Comparados a sistemas convencionais, os agroecossistemas sustentáveis são
sujeitos a rendimentos mais baixos e variáveis devido a variação do tempo que ocorre de
um ano a outro. Essa redução em rendimentos pode ser compensada na perspectiva da
sustentabilidade, justamente pela vantagem de diminuição na dependência de insumos
externos, voltando-se ao controle natural de “pragas” e na redução de impactos negativos
à natureza.
Portanto, o desenho e manejo dos agroecossistemas sustentáveis, como um
enfoque, está em suas etapas formativas. Se constrói inicialmente sobre os campos da
Ecologia e das Ciências Agrícolas, emergindo como a ciência da Agroecologia. Essa
combinação pode exercer um papel importante no desenvolvimento do conhecimento
necessário para a transição a uma agricultura sustentável, incorporando perspectivas
culturais e ambientais.
É preciso reestabelecer uma consciência de bases ecológicas fortes, sobre as
quais a agricultura se desenvolveu originalmente e que é dela dependente. Essa base
ecológica deve vir acompanhada de uma base interdisciplinar (aspectos sociais,
econômicos e políticos) capaz de avaliar os impactos da agricultura ao meio ambiente.
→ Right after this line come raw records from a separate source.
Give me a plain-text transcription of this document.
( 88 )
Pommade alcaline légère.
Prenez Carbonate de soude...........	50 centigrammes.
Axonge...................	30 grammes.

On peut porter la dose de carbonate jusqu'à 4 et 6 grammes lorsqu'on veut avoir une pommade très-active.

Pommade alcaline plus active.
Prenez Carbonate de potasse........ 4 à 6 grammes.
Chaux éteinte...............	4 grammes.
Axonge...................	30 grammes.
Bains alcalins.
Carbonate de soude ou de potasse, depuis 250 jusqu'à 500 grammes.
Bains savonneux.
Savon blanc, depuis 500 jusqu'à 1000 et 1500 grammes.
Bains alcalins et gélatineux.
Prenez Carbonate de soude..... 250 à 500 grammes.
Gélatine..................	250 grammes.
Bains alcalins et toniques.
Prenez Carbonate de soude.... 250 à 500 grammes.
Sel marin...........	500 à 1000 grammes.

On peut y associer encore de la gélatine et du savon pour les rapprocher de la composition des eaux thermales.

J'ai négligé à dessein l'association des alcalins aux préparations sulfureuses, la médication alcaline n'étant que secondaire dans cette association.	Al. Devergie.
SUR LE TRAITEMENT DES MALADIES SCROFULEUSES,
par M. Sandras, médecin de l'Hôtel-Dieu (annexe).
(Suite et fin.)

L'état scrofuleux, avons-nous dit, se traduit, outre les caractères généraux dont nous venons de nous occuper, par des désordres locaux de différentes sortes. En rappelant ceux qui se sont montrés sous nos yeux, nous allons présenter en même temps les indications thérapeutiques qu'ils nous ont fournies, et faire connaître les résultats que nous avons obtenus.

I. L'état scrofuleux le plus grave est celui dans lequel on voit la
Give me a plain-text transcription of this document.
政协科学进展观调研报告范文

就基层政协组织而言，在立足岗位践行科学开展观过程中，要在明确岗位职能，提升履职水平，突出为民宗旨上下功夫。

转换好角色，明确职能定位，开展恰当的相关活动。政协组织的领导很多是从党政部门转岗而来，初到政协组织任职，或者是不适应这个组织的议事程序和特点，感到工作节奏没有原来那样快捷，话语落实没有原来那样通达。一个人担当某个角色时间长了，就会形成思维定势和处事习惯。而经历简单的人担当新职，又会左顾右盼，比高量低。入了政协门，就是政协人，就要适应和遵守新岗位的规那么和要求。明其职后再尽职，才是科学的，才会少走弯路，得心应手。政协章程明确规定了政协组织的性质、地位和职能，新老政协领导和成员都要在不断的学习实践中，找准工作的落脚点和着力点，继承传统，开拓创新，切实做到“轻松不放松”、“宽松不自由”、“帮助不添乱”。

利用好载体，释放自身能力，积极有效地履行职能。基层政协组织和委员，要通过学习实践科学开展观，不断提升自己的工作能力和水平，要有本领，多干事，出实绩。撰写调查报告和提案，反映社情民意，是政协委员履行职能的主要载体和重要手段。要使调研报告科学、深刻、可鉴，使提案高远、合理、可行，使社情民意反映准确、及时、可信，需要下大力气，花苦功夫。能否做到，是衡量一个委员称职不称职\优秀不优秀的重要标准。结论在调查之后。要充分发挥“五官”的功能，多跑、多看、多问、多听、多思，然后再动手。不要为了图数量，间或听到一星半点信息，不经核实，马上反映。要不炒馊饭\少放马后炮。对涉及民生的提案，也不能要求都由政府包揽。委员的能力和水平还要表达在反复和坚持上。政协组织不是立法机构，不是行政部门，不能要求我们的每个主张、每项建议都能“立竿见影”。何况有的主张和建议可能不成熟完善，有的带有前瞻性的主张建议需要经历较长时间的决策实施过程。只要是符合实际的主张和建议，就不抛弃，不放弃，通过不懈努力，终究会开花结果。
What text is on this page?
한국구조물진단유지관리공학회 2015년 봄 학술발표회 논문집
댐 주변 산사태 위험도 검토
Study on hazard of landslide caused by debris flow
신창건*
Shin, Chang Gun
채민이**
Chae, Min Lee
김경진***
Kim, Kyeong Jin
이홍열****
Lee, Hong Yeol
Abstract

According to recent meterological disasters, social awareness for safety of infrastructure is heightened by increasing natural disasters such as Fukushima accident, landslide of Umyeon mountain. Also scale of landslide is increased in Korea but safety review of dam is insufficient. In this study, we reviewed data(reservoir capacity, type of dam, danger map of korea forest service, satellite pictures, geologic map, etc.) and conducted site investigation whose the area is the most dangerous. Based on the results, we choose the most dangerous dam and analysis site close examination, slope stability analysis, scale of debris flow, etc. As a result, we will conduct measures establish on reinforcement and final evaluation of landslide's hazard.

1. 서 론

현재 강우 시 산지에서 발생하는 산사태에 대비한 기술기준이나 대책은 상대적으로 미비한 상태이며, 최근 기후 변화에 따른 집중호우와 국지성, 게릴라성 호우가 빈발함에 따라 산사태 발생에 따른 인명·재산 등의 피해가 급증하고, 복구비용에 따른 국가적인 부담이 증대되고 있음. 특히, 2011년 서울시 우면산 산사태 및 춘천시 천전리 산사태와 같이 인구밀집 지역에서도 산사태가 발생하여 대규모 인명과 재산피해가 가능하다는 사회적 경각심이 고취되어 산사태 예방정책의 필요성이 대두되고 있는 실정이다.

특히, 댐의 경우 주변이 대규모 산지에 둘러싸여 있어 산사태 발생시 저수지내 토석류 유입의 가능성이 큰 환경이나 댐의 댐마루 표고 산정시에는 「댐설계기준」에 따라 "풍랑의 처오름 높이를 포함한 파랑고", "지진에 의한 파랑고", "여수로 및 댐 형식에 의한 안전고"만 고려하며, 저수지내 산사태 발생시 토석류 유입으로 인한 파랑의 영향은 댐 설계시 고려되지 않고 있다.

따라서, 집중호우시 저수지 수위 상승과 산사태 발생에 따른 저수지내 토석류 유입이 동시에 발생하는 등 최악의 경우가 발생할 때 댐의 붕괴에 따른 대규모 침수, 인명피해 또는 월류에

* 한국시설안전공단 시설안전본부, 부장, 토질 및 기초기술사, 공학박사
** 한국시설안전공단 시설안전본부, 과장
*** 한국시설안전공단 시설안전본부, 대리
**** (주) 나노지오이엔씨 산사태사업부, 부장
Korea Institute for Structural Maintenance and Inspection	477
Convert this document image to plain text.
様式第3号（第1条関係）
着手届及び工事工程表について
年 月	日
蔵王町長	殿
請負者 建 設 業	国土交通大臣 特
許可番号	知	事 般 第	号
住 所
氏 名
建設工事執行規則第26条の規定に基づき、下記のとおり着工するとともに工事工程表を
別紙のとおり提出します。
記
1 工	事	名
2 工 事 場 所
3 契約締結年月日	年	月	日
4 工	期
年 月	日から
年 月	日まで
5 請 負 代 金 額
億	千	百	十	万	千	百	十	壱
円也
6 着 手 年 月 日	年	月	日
Dessa maneira, o papel do agroecólogo é de assistir o agricultor na mediação e
monitoramento dessas mudanças durante o período de conversão para guiar, ajustar e
avaliar essa transição em uma perspectiva interdisciplinar. Esse enfoque proporciona o
marco essencial para determinar os requisitos para os indicadores de desenho e manejo
sustentável dos agroecossistemas.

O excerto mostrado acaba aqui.